I'd recommend finding other free sites, like imgur, to host your photos from now on.   Photobucket has been filled with ads that slow their site down for so long, it drove away users.  If they had gone lighter on the ads, they would have kept their user base, while still maintaining profits.  I have now been waiting 5 minutes for their page to load just so I can hot link to it.  And now another 5 just to get to the photo.







(Well damn... I can see that one, can you?)


----------



## Curly

If you want to post your pens here then upload them here. Then they will always be here for us to see.


----------



## Herb G

I have been downloading my photos from photobucket for the last 5 days.
(Well, trying to download them.)


----------



## Glenn McCullough

I just did the same, preparing to move my photos to another service. Photobucket has been battering me with emails and offer, too. I've had enough. Thanks for the suggestion of options.


----------



## MDWine

I dislike those kinds of sites because I can't see them from work.
I can see Flickr, however, but folks don't care for the processing/site "overhead".

I would rather see them posted locally (IAP) and off-site.


----------



## jeff

Curly said:


> If you want to post your pens here then upload them here. Then they will always be here for us to see.



Excellent suggestion! :biggrin:

I really dislike off-site photos, whether they are at a photo hosting site or a dedicated site. Eventually, we end up with broken links, spam images, etc.


----------



## Woodchipper

I haven't used PB in years.  A friend sent some photos through Dropbox.  Anyone had any experience with them?  Keep it simple as I'm not a computer whiz....even though I stayed at a HIE.


----------



## rd_ab_penman

Not so.
I just Hot Linked this image from their site with using my free account.

Les


----------



## Marmotjr

Currently they seem to be enforcing this rule randomly.  I know of multiple users who can't hot link, but yet two of us in this thread can.  I don't know what sets them off.   

And yes, IAP is one of the few sites that allows for local photo hosting, so please do that.  But sometimes I post photos for other sites too.


----------



## Marmotjr

Amazon and eBay images broken by Photobucket's 'ransom demand' - BBC News



> The problem has been caused by Photobucket introducing a charge for allowing images hosted on its platform to be embedded into third-party sites.
> 
> The company caught many of its members unaware with the change, prompting some to accuse it of holding them to ransom.
> 
> Denver-based Photobucket is now seeking a $399 (£309) annual fee from those who wish to continue using it for "third-party hosting" and is facing a social media backlash as a consequence.



I try to host pics here if I can, but for a long time, my only camera was on my phone, and the only way (don't ask) I could get the photos off the phone were through PB.  Plus I've been using PB for a variety of reasons for 10 years or so.


----------



## Herb G

Here we are a week later. I finally managed to download all my pics from PB.
It took over a week because of their stupid Recaptua crap.
90% of the time, it didn't work. Why do I have to Recaptua every time I want to download another folder anyway??
I'm already logged in to start with.

Just another stumbling block to prevent you from getting back your own stuff. I didn't have all that many pics either. less than 250 total. But it took me 10 days to download them back to my computer.

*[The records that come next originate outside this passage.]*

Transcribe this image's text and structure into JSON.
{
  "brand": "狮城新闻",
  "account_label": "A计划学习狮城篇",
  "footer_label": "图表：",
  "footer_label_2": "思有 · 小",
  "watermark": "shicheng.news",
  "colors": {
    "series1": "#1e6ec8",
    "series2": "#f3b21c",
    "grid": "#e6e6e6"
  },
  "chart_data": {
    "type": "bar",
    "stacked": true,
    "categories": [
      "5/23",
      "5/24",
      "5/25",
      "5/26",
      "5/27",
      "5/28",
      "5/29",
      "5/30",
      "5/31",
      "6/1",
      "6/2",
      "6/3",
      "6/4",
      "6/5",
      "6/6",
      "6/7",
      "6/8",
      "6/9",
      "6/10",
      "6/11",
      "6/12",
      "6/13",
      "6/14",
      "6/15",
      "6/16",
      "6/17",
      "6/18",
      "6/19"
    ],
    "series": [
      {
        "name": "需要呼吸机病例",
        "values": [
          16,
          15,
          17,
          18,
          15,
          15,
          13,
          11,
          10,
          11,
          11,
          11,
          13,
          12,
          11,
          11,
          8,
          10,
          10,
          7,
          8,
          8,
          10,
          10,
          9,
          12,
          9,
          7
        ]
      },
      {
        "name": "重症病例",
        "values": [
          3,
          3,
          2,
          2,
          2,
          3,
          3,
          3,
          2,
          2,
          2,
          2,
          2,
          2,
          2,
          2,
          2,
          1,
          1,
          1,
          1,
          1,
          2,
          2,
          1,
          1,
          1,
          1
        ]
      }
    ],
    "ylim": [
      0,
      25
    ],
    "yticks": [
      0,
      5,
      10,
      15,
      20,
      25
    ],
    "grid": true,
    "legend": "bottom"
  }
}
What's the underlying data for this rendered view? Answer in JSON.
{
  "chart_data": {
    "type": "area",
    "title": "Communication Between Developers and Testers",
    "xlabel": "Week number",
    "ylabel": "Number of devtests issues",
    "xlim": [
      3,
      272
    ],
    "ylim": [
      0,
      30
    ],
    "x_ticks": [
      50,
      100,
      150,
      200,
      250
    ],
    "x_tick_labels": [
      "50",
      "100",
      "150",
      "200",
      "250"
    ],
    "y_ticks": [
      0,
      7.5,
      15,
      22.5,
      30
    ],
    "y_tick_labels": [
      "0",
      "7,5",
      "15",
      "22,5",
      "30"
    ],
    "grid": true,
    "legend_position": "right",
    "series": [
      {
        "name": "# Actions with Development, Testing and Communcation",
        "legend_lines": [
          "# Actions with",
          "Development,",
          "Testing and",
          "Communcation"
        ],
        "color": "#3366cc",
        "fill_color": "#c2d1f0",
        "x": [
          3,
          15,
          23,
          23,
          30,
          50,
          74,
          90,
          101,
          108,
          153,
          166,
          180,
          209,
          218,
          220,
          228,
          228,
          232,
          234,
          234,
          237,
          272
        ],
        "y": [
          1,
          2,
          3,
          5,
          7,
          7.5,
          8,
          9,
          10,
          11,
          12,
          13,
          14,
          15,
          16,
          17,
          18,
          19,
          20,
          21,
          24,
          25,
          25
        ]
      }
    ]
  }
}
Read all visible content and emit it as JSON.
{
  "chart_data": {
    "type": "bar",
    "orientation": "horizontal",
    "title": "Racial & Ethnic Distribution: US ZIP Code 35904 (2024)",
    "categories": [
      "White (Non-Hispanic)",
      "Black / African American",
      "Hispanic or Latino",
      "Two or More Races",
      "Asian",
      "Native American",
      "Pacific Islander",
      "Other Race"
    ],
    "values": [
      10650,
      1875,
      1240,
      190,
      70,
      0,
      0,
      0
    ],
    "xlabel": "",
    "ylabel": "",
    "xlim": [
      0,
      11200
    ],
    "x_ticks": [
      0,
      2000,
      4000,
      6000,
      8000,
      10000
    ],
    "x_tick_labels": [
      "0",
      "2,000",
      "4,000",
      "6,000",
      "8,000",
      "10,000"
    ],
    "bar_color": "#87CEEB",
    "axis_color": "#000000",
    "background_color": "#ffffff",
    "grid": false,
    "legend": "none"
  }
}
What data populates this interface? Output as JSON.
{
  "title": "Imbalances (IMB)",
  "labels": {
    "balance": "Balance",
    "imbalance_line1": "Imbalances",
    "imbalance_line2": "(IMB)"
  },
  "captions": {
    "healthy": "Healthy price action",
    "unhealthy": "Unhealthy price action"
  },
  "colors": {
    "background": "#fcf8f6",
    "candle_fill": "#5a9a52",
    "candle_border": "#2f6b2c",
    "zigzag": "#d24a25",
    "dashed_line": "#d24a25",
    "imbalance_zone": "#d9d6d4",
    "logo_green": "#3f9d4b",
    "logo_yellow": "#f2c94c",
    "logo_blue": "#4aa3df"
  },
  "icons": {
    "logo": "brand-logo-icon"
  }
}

PB can stuff it as far as I'm concerned. 

Just a heads up to anyone thinking of getting their own photos back.
It's going to take awhile.

I am through with them forever.


----------



## jbg230

This really stinks for newbies like me who search this site for old posts and can't see the pics that were uploaded with Photobucket.  It's a little frustrating when you read through a thread and a post says, " And here's the secret as shown in the photo below:"  

I guess I'm going to need the 1,000 words instead!


----------



## dogcatcher

I quit photo bucket years ago.  Everything that was free was always a pain to use.  My photos I save on 2 backup hard drives.


----------



## tbfoto

Cant use Photobucket any more? Great news! I never liked it when someone linked to their site. Took too long for images to load. Good to know they priced themselves out of the market.


----------